Today’s post comes from Simone Levine, Class of 2013 and Art Center Student Docent.
This fall the Frances Lehman Loeb Art Center is proudly hosting one of the first and finest master drawings collections in the United States. A Pioneering Collection: Master Drawings from the Crocker Art Museum features highlights from hundreds of drawings purchased by the Crockers in the late-nineteenth century, primarily during the time Edwin Bryant Crocker and his family spent in Europe from 1869-1871. This collection of more than 1,300 drawings not only includes some of the finest Italian, French, and German prints on the European market during the nineteenth century, but also was the first collection of master drawings in the Western United States.
Yet, what is most impressive about the collection is the story collectors themselves, whose passion for art manifested in their collection and their dreams of its public exhibition. Edwin Bryant Crocker was born a son of a merchant in Jamesville, NY in 1818. After earning a degree in civil engineering from Rensselaer Institute in Troy, NY, he studied law in South Bend, Indiana. After his second marriage, he moved with his wife, Margaret Eleanor Rhodes Crocker, to Sacramento, California in August, 1852. He was appointed a State Supreme Court Justice in 1861, but he stepped down from his appointment three years later to serve as legal counsel for the Central Pacific Railroad Company, where he made his fortune.

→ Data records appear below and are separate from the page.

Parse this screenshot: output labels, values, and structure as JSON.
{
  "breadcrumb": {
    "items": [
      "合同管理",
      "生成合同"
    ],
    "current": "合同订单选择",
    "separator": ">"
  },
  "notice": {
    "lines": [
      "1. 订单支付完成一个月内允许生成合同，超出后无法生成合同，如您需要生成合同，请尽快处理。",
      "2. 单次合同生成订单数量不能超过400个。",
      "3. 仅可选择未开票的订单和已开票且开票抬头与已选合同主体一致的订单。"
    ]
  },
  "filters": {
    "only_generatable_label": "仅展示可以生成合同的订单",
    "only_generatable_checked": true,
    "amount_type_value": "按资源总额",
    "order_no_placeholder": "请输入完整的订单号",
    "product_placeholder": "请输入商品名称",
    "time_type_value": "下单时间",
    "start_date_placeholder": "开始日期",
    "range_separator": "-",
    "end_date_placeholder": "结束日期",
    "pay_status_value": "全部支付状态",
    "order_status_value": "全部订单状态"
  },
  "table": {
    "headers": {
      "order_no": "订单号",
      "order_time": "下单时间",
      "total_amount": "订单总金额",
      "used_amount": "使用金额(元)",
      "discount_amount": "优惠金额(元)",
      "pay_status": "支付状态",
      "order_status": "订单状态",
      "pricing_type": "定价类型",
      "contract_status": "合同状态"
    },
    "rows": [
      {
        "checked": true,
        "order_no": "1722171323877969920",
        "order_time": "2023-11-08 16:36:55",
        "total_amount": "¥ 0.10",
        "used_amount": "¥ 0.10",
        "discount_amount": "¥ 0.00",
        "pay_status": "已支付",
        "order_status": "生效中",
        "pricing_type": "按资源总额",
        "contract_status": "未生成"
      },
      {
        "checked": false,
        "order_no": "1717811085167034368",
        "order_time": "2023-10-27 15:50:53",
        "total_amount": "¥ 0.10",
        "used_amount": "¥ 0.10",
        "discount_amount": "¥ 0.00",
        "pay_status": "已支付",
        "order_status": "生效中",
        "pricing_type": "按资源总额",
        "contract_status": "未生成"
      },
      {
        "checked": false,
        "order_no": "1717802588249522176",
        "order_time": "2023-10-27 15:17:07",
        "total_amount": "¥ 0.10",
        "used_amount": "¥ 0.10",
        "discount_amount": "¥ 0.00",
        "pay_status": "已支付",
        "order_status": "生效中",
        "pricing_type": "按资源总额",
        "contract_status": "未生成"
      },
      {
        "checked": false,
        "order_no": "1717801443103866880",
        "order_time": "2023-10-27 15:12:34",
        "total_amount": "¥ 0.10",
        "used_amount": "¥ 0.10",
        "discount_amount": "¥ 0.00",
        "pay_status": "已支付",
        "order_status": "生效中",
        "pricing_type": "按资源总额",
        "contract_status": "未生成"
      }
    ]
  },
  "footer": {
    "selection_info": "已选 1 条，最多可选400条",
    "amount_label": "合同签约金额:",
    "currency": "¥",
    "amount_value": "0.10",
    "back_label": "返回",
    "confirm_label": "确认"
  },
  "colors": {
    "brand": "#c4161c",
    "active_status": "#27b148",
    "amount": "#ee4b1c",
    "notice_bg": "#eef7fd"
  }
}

Although Edwin did not come from a wealthy family, his educational and professional background best-justify his interest in art patronage in which he invested his fortune. Crocker began collecting from California artists in the 1860’s, and in 1868 he began plans for a mansion in Sacramento that included an art gallery. After suffering a stroke in 1869, he left for Europe one month later with his family. The Crockers stayed in Dresden, the seat of the Saxon court and center for art dealing and auction, and Edwin purchased over 1,000 drawings and 700 paintings over his two years in Europe. Upon his return to Sacramento, Edwin continued the execution of his plans for his mansion and its art gallery, which he intended to open to the public. After his death two years later, his wife Margaret carried our Edwin’s vision for the public administration of their private gallery. Margaret became one of the founding members of the California Museum Association, whose mission was to nurture that arts & sciences in Northern California, beginning with the administration of the Crocker collection. With the support of the California Museum Association, Margaret expanded the influence of the Crocker collection through her establishment of the Sacramento School of Design. Its students used the Crocker collection as their models and studied under the Crocker gallery’s curator, William F. Jackson. Before Margaret moving away from Sacramento in 1891, Margaret presented the “Crocker Art Gallery” and its collection to the City of Sacramento and its Museum Association to be administered to the public. Edwin’s mansion is now home to what has become the Crocker Art Museum, who continues fulfill Edwin’s vision of the public administration of his collection by keeping his doors open to the public.